Triangular hat, jug of ale and a dog,
little brown mouse of children’s tv,
Hamlet’s cri de coeur incarnate;
all of my life it will be
———————me or not me.

What’s in a name? Put that to a stem cell
conjugating the infinitive root;
not yet splitting, earthing, bonding
micro-pilgrims to our next
———————gnarled suit.

Cut to lump we live with what we have,
no one asks any more. Bearers of the question
of my name have twisted from the rack
and melted through the chimes of passing
———————to a lower floor.

In what’s name? Ask hats, jugs, dogs,
mice, princes, star-crossed lovers and stem cells.
Ask them what it is to be
and they will say don’t play the Dane
———————but understudy artfully:

for just as poems are understudies to Poems
your name is the understudy to a Name.

The first stanza starts out playing with associations on the poet’s name and progresses to wordplay referring to Hamlet that I’m embarrassed to say I initially found inscrutable, but I won’t insult you by spelling it out.

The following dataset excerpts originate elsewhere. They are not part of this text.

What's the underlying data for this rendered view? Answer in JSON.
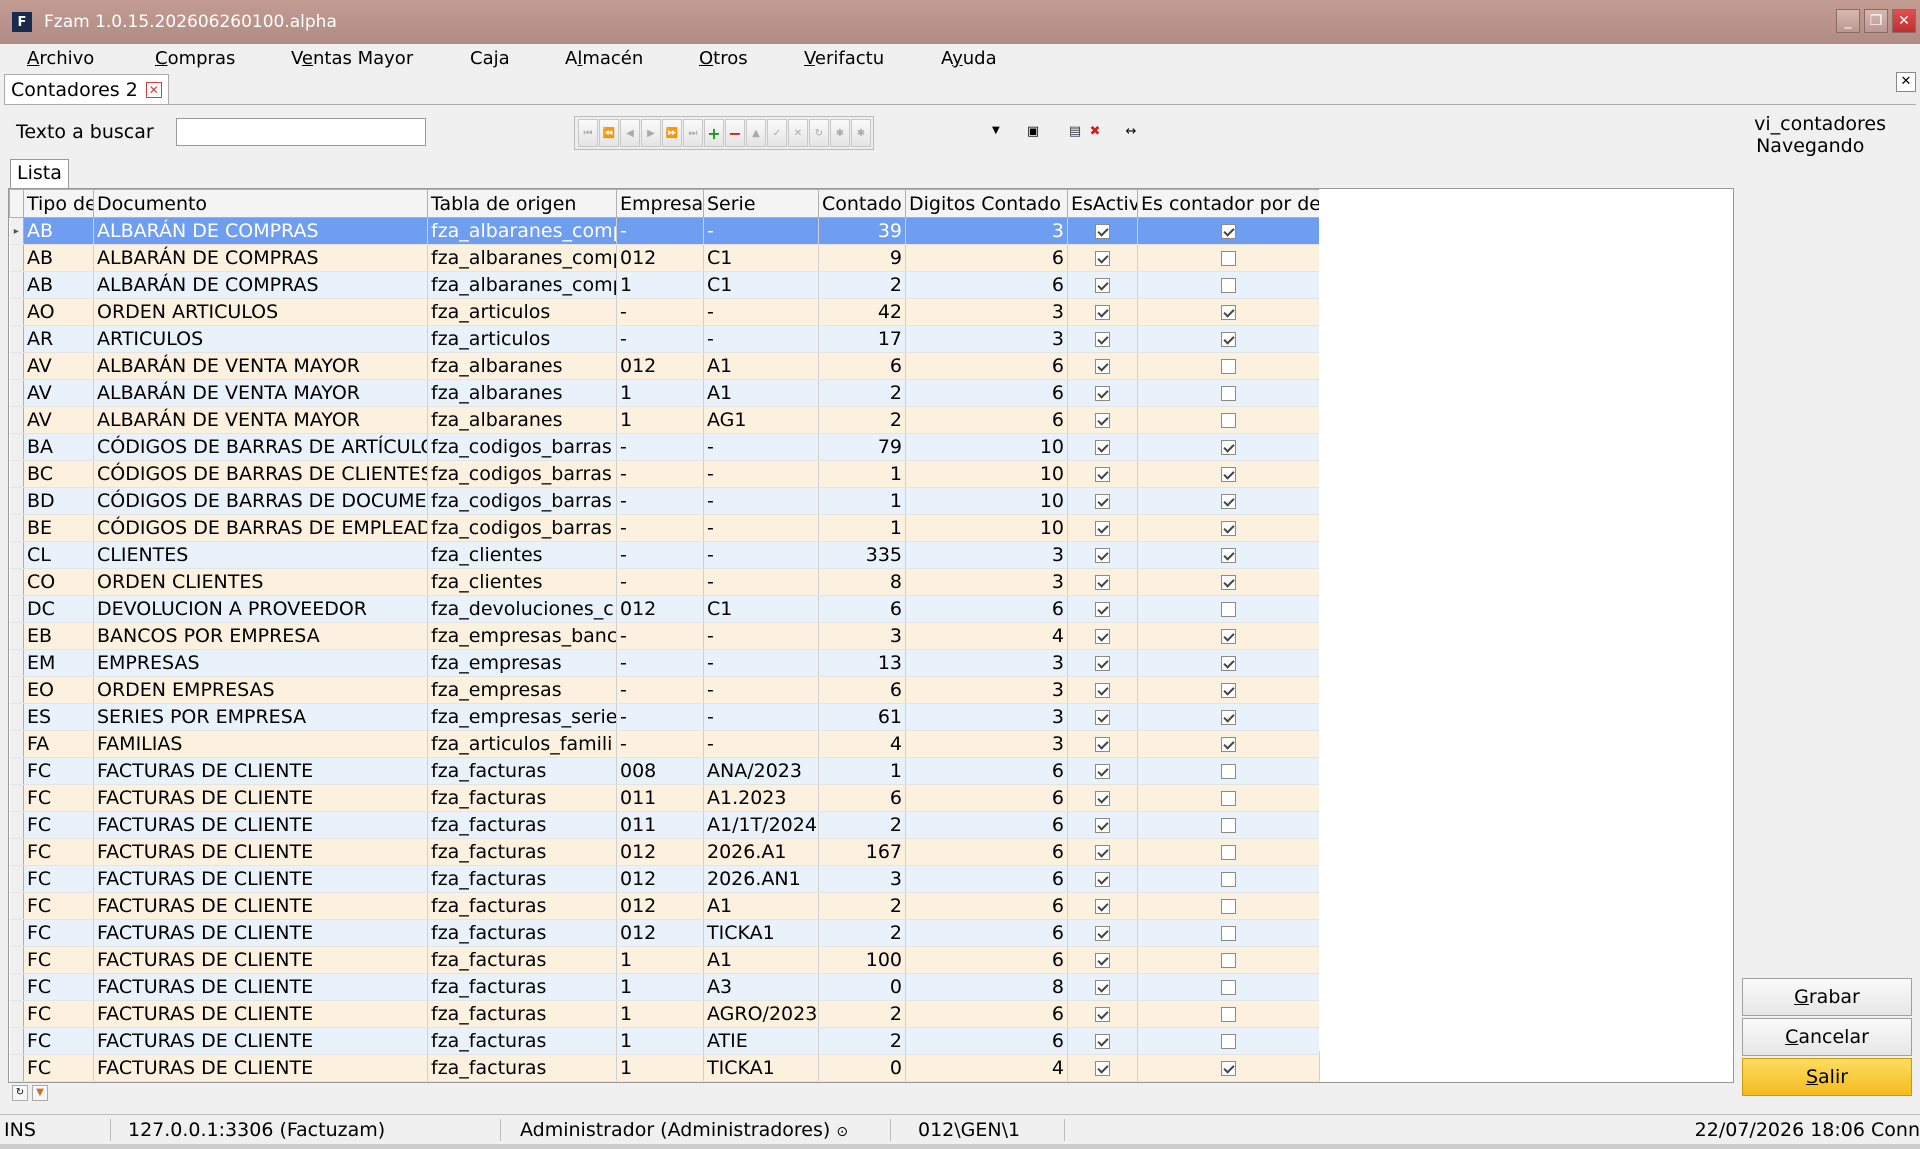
{
  "window": {
    "title": "Fzam 1.0.15.202606260100.alpha",
    "icon_letter": "F"
  },
  "menu": [
    {
      "pre": "",
      "u": "A",
      "post": "rchivo"
    },
    {
      "pre": "",
      "u": "C",
      "post": "ompras"
    },
    {
      "pre": "V",
      "u": "e",
      "post": "ntas Mayor"
    },
    {
      "pre": "Ca",
      "u": "j",
      "post": "a"
    },
    {
      "pre": "A",
      "u": "l",
      "post": "macén"
    },
    {
      "pre": "",
      "u": "O",
      "post": "tros"
    },
    {
      "pre": "",
      "u": "V",
      "post": "erifactu"
    },
    {
      "pre": "A",
      "u": "y",
      "post": "uda"
    }
  ],
  "doc_tab": {
    "label": "Contadores 2"
  },
  "search": {
    "label": "Texto a buscar",
    "value": ""
  },
  "status_panel": {
    "view": "vi_contadores",
    "mode": "Navegando"
  },
  "inner_tab": {
    "label": "Lista"
  },
  "grid": {
    "columns": [
      "Tipo de",
      "Documento",
      "Tabla de origen",
      "Empresa",
      "Serie",
      "Contado",
      "Digitos Contado",
      "EsActiv",
      "Es contador por de"
    ],
    "rows": [
      [
        "AB",
        "ALBARÁN DE COMPRAS",
        "fza_albaranes_comp",
        "-",
        "-",
        "39",
        "3",
        true,
        true
      ],
      [
        "AB",
        "ALBARÁN DE COMPRAS",
        "fza_albaranes_comp",
        "012",
        "C1",
        "9",
        "6",
        true,
        false
      ],
      [
        "AB",
        "ALBARÁN DE COMPRAS",
        "fza_albaranes_comp",
        "1",
        "C1",
        "2",
        "6",
        true,
        false
      ],
      [
        "AO",
        "ORDEN ARTICULOS",
        "fza_articulos",
        "-",
        "-",
        "42",
        "3",
        true,
        true
      ],
      [
        "AR",
        "ARTICULOS",
        "fza_articulos",
        "-",
        "-",
        "17",
        "3",
        true,
        true
      ],
      [
        "AV",
        "ALBARÁN DE VENTA MAYOR",
        "fza_albaranes",
        "012",
        "A1",
        "6",
        "6",
        true,
        false
      ],
      [
        "AV",
        "ALBARÁN DE VENTA MAYOR",
        "fza_albaranes",
        "1",
        "A1",
        "2",
        "6",
        true,
        false
      ],
      [
        "AV",
        "ALBARÁN DE VENTA MAYOR",
        "fza_albaranes",
        "1",
        "AG1",
        "2",
        "6",
        true,
        false
      ],
      [
        "BA",
        "CÓDIGOS DE BARRAS DE ARTÍCULOS",
        "fza_codigos_barras",
        "-",
        "-",
        "79",
        "10",
        true,
        true
      ],
      [
        "BC",
        "CÓDIGOS DE BARRAS DE CLIENTES",
        "fza_codigos_barras",
        "-",
        "-",
        "1",
        "10",
        true,
        true
      ],
      [
        "BD",
        "CÓDIGOS DE BARRAS DE DOCUMENTOS",
        "fza_codigos_barras",
        "-",
        "-",
        "1",
        "10",
        true,
        true
      ],
      [
        "BE",
        "CÓDIGOS DE BARRAS DE EMPLEADOS",
        "fza_codigos_barras",
        "-",
        "-",
        "1",
        "10",
        true,
        true
      ],
      [
        "CL",
        "CLIENTES",
        "fza_clientes",
        "-",
        "-",
        "335",
        "3",
        true,
        true
      ],
      [
        "CO",
        "ORDEN CLIENTES",
        "fza_clientes",
        "-",
        "-",
        "8",
        "3",
        true,
        true
      ],
      [
        "DC",
        "DEVOLUCION A PROVEEDOR",
        "fza_devoluciones_c",
        "012",
        "C1",
        "6",
        "6",
        true,
        false
      ],
      [
        "EB",
        "BANCOS POR EMPRESA",
        "fza_empresas_banco",
        "-",
        "-",
        "3",
        "4",
        true,
        true
      ],
      [
        "EM",
        "EMPRESAS",
        "fza_empresas",
        "-",
        "-",
        "13",
        "3",
        true,
        true
      ],
      [
        "EO",
        "ORDEN EMPRESAS",
        "fza_empresas",
        "-",
        "-",
        "6",
        "3",
        true,
        true
      ],
      [
        "ES",
        "SERIES POR EMPRESA",
        "fza_empresas_series",
        "-",
        "-",
        "61",
        "3",
        true,
        true
      ],
      [
        "FA",
        "FAMILIAS",
        "fza_articulos_famili",
        "-",
        "-",
        "4",
        "3",
        true,
        true
      ],
      [
        "FC",
        "FACTURAS DE CLIENTE",
        "fza_facturas",
        "008",
        "ANA/2023",
        "1",
        "6",
        true,
        false
      ],
      [
        "FC",
        "FACTURAS DE CLIENTE",
        "fza_facturas",
        "011",
        "A1.2023",
        "6",
        "6",
        true,
        false
      ],
      [
        "FC",
        "FACTURAS DE CLIENTE",
        "fza_facturas",
        "011",
        "A1/1T/2024",
        "2",
        "6",
        true,
        false
      ],
      [
        "FC",
        "FACTURAS DE CLIENTE",
        "fza_facturas",
        "012",
        "2026.A1",
        "167",
        "6",
        true,
        false
      ],
      [
        "FC",
        "FACTURAS DE CLIENTE",
        "fza_facturas",
        "012",
        "2026.AN1",
        "3",
        "6",
        true,
        false
      ],
      [
        "FC",
        "FACTURAS DE CLIENTE",
        "fza_facturas",
        "012",
        "A1",
        "2",
        "6",
        true,
        false
      ],
      [
        "FC",
        "FACTURAS DE CLIENTE",
        "fza_facturas",
        "012",
        "TICKA1",
        "2",
        "6",
        true,
        false
      ],
      [
        "FC",
        "FACTURAS DE CLIENTE",
        "fza_facturas",
        "1",
        "A1",
        "100",
        "6",
        true,
        false
      ],
      [
        "FC",
        "FACTURAS DE CLIENTE",
        "fza_facturas",
        "1",
        "A3",
        "0",
        "8",
        true,
        false
      ],
      [
        "FC",
        "FACTURAS DE CLIENTE",
        "fza_facturas",
        "1",
        "AGRO/2023",
        "2",
        "6",
        true,
        false
      ],
      [
        "FC",
        "FACTURAS DE CLIENTE",
        "fza_facturas",
        "1",
        "ATIE",
        "2",
        "6",
        true,
        false
      ],
      [
        "FC",
        "FACTURAS DE CLIENTE",
        "fza_facturas",
        "1",
        "TICKA1",
        "0",
        "4",
        true,
        true
      ]
    ],
    "selected_row": 0
  },
  "buttons": {
    "save": {
      "u": "G",
      "rest": "rabar"
    },
    "cancel": {
      "u": "C",
      "rest": "ancelar"
    },
    "exit": {
      "u": "S",
      "rest": "alir"
    }
  },
  "statusbar": {
    "mode": "INS",
    "connection": "127.0.0.1:3306 (Factuzam)",
    "user": "Administrador (Administradores)",
    "path": "012\\GEN\\1",
    "datetime": "22/07/2026 18:06 Conn"
  }
}
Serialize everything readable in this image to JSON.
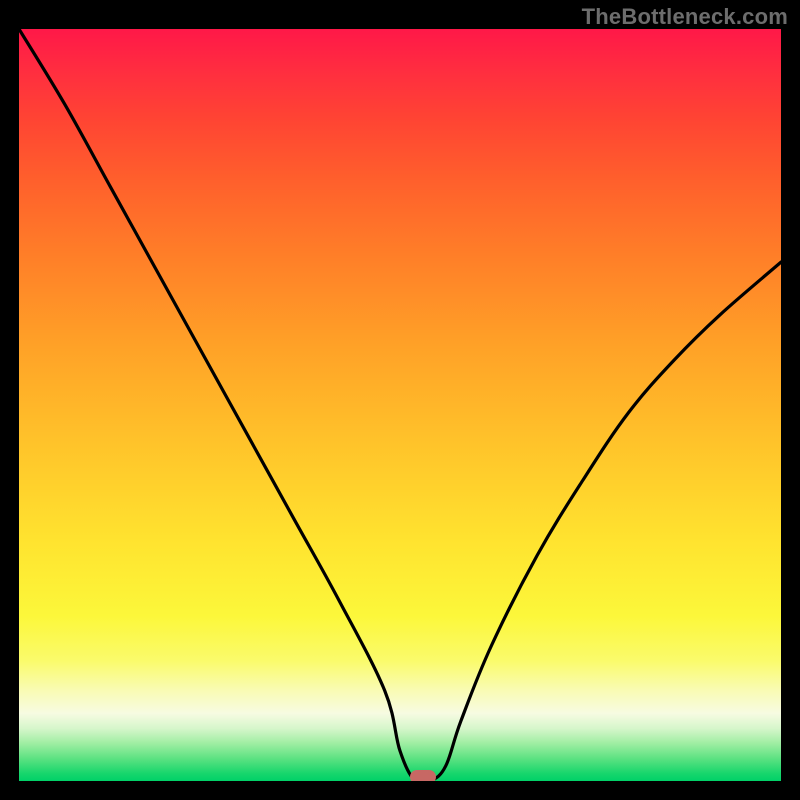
{
  "attribution": "TheBottleneck.com",
  "chart_data": {
    "type": "line",
    "title": "",
    "xlabel": "",
    "ylabel": "",
    "xlim": [
      0,
      100
    ],
    "ylim": [
      0,
      100
    ],
    "series": [
      {
        "name": "bottleneck-curve",
        "x": [
          0,
          6,
          12,
          18,
          24,
          30,
          36,
          42,
          48,
          50,
          52,
          54,
          56,
          58,
          62,
          68,
          74,
          80,
          86,
          92,
          100
        ],
        "values": [
          100,
          90,
          79,
          68,
          57,
          46,
          35,
          24,
          12,
          4,
          0,
          0,
          2,
          8,
          18,
          30,
          40,
          49,
          56,
          62,
          69
        ]
      }
    ],
    "marker": {
      "x": 53,
      "y": 0.5
    },
    "background": {
      "type": "vertical-gradient",
      "stops": [
        {
          "pos": 0,
          "color": "#ff1848"
        },
        {
          "pos": 12,
          "color": "#ff4433"
        },
        {
          "pos": 30,
          "color": "#ff7e28"
        },
        {
          "pos": 55,
          "color": "#ffc32a"
        },
        {
          "pos": 78,
          "color": "#fcf73a"
        },
        {
          "pos": 91,
          "color": "#f7fbe2"
        },
        {
          "pos": 100,
          "color": "#00d168"
        }
      ]
    }
  }
}
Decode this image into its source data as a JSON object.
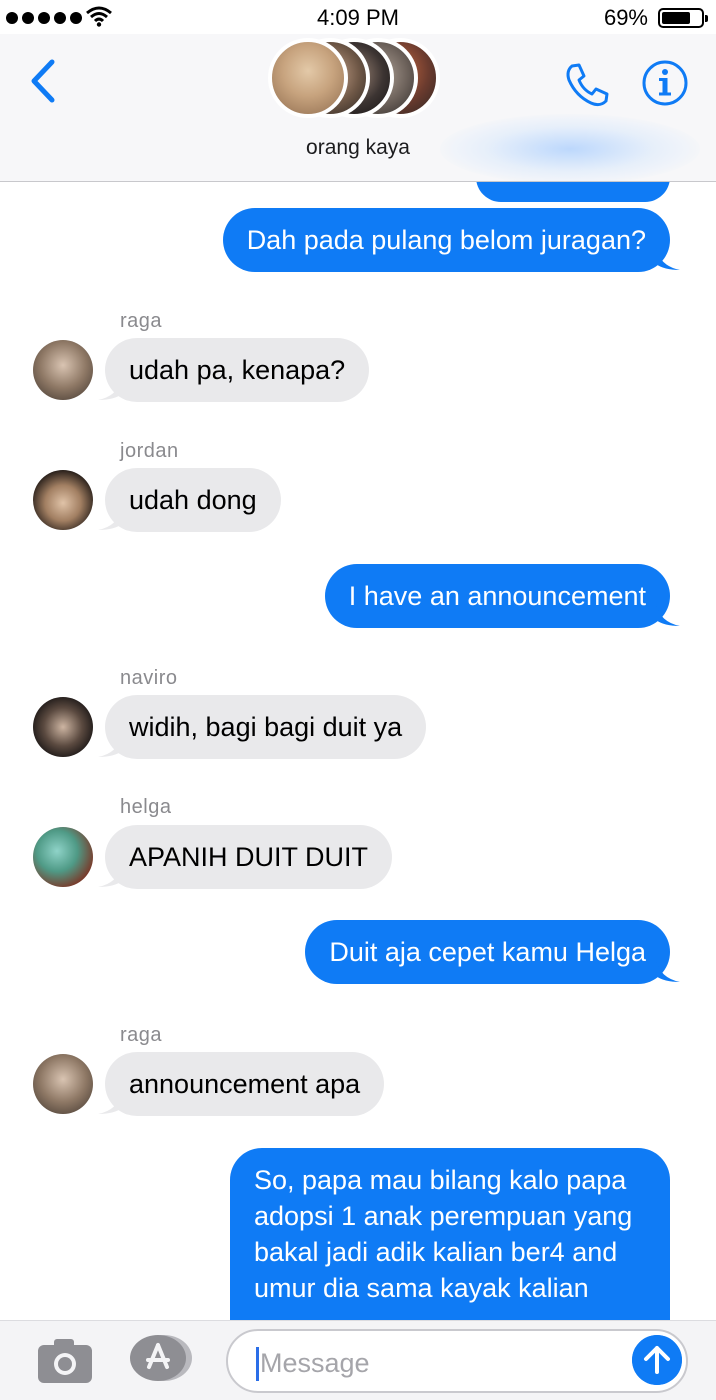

In the second stanza the plot thickens. It’s the kind of thing it’s easy to glide over when in dabbling mode. But when I reach it I’m feeling pleased with myself for having got the ‘to be or not to be’ reference, so I’m willing to do a bit of wrestling. Having invoked Hamlet‘s most famous line the poem now quotes the most famous line from Romeo and Juliet. (If you didn’t know anything about Shakespeare, this transition would still work, of course, but would give less pleasure.) Toby’s answer to the question couldn’t be further from Romeo’s. A name, he suggests, has something in common with a stem cell, whose development is described in a kind of metaphor mash-up of linguistics and embryology: stem cells act like etymological roots, and they develop as verbs are conjugated; cells and infinitives split, and the infinitive, now that it’s been mentioned, suggests something of the mystery of coming into being, from the infinite to the particular. A name is an abstract thing, all potential, as a stem cell is unspecialised, until complexity and experience give some shape, a gnarledness. (Skip that ‘suit’ for now. It stands out oddly, but sometimes skipping isn’t laziness, but negative capability.)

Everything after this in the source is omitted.